The testimony here is conflicting, appellee stating that appellant’s employe said he had not the money with him, but would send a check for it; and the railroad employe himself stating that he told appellee he did not know whether the appellant would want him to testify or not, and that he inquired what appellee’s bill would be for what he had already done in making out the report, to which appellee replied that it would be $100. Appellant’s employe then said, as he testifies, “ Well, without stating my feeling I said to him, ‘Well, Doctor,’ and laughed, ‘ that is more money than I have got in my pocket; ’ and with that 1 walked out.”

George F. Holloway, attorney for appellant; E. E. Osborn, of counsel.

Fred. W. Proudfoot, attorney for appellee.

Mr.

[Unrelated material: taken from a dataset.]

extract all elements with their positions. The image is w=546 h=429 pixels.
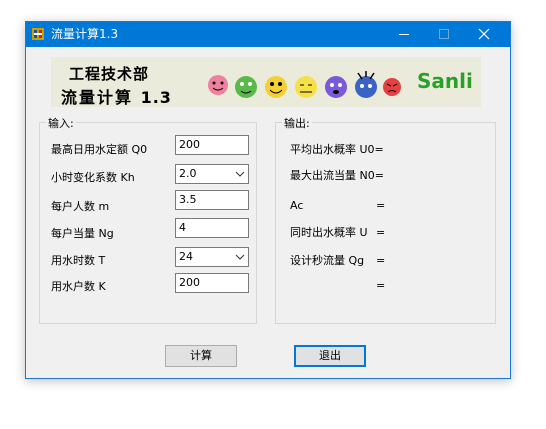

Justice Freeman

delivered the opinion of the court.

The report prepared by appellee, and for which he seeks to recover, is given in full in the abstract, where it occupies a little over a page. It is a statement of his examination of the patient, what the examination disclosed as to physical condition, and the medicine prescribed. Appellee states that he consulted certain medical works before making o the report, and spent from nine to ten hours in its preparation, which included going to the college and returning to his office or house. It is with difficulty conceivable that the preparation of such a mere statement of the case could necessarily require an examination of medical authorities, or consume so much of time. But, however that may be, the question before us is as to the value of the services rendered; this appellee is undoubtedly entitled to recover.

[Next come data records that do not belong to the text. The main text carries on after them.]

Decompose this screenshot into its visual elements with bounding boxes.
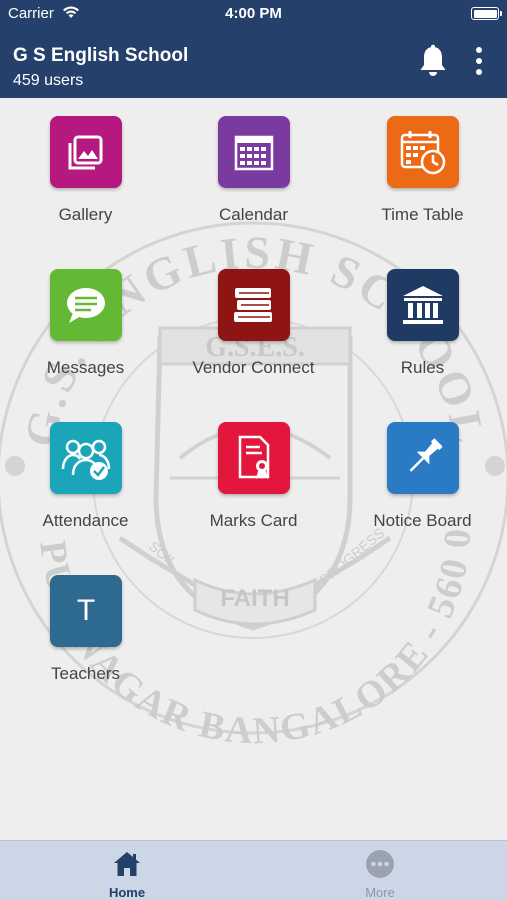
tile-label: Calendar: [219, 205, 288, 224]
messages-icon: [50, 269, 122, 341]
tile-attendance[interactable]: Attendance: [1, 404, 170, 544]
tile-label: Messages: [46, 358, 125, 377]
page-title: G S English School: [13, 45, 189, 66]
tile-rules[interactable]: Rules: [338, 251, 507, 391]
more-options-icon[interactable]: [470, 46, 488, 76]
tile-label: Time Table: [381, 205, 464, 224]
certificate-icon: [218, 422, 290, 494]
home-icon: [114, 852, 140, 876]
teachers-letter: T: [76, 594, 96, 627]
tile-notice-board[interactable]: Notice Board: [338, 404, 507, 544]
tile-gallery[interactable]: Gallery: [1, 98, 170, 238]
battery-icon: [471, 7, 502, 20]
tile-vendor-connect[interactable]: Vendor Connect: [169, 251, 338, 391]
books-icon: [218, 269, 290, 341]
more-circle-icon: [366, 850, 394, 878]
tile-calendar[interactable]: Calendar: [169, 98, 338, 238]
clock: 4:00 PM: [225, 5, 282, 22]
tab-home[interactable]: Home: [67, 841, 187, 900]
tile-label: Attendance: [42, 511, 129, 530]
tab-label: Home: [108, 885, 146, 900]
user-count: 459 users: [13, 72, 84, 89]
tile-label: Rules: [400, 358, 445, 377]
app-header: G S English School 459 users: [0, 28, 507, 98]
tile-teachers[interactable]: T Teachers: [1, 557, 170, 697]
bell-icon[interactable]: [418, 44, 448, 78]
home-grid: G.S. ENGLISH SCHOOL BAPUJI NAGAR BANGALO…: [0, 98, 507, 840]
tile-label: Notice Board: [373, 511, 472, 530]
calendar-icon: [218, 116, 290, 188]
timetable-icon: [387, 116, 459, 188]
teachers-icon: T: [50, 575, 122, 647]
gallery-icon: [50, 116, 122, 188]
tab-label: More: [365, 885, 395, 900]
attendance-icon: [50, 422, 122, 494]
status-bar: Carrier 4:00 PM: [0, 0, 507, 28]
tile-label: Marks Card: [209, 511, 298, 530]
courthouse-icon: [387, 269, 459, 341]
tile-time-table[interactable]: Time Table: [338, 98, 507, 238]
tab-more[interactable]: More: [320, 841, 440, 900]
tab-bar: Home More: [0, 840, 507, 900]
tile-label: Vendor Connect: [192, 358, 315, 377]
svg-text:FAITH: FAITH: [220, 585, 289, 612]
tile-messages[interactable]: Messages: [1, 251, 170, 391]
tile-label: Gallery: [58, 205, 113, 224]
tile-marks-card[interactable]: Marks Card: [169, 404, 338, 544]
tile-label: Teachers: [51, 664, 120, 683]
pushpin-icon: [387, 422, 459, 494]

*159There is no question as to the employment, nor that the service was rendered. But it is sought to recover for it as professional service upon the same basis as for medical or surgical work. Appellee himself says that a fair and reasonable fee would be, in his opinion, from one hundred to one hundred fifty dollars. This is, according to his testimony, upon the basis of expert professional services. And another physician called as a witness in behalf of appellee, testified evidently upon the same basis of value.

It is apparent, however, from an examination of the report, that its preparation did not involve expert professional service. The professional service had been rendered two or three years before, when the patient was first received. The preparation of the report, while it contained the results of such professional services, was not, in itself, expert professional labor, calling for expert knowledge or medical or surgical skill.

It is stated by appellee’s- counsel that he does not rest his cause upon any claim of account stated. Appellee might, of course, have made an agreement before he prepared or showed his report as to what his compensation should be. This was not done, and he can only recover now the fair value of the service actually rendered. In Dixon v. The People, 168 Ill. 179, on page 189, it is said that expert witnesses can not rest a claim to extra compensation upon the ground that their time is more valuable than the time of ordinary men.

It would seem to follow that a physician or surgeon or lawyer can not sustain a claim for larger compensation than an ordinary man would be entitled to for the same service, upon the ground alone, that as an expert in his profession his time is more valuable than that of such ordinary man. The service voluntarily rendered is not, in other words, to be considered more valuable merely because of the greater value of the time of him who renders it, where no agreement is made beforehand as to the compensation to be paid.

There is not sufficient evidence to enable us to act upon the suggestion of appellant’s counsel and enter judgment here, for such amount as appellee is entitled to recover.

*160For the reasons indicated we are of opinion that testimony as to the value of appellee’s time as an expert professional man was improperly admitted. In view of this conclusion it is not necessary to consider other questions presented.

The judgment of the County Court must be reversed and the cause remanded.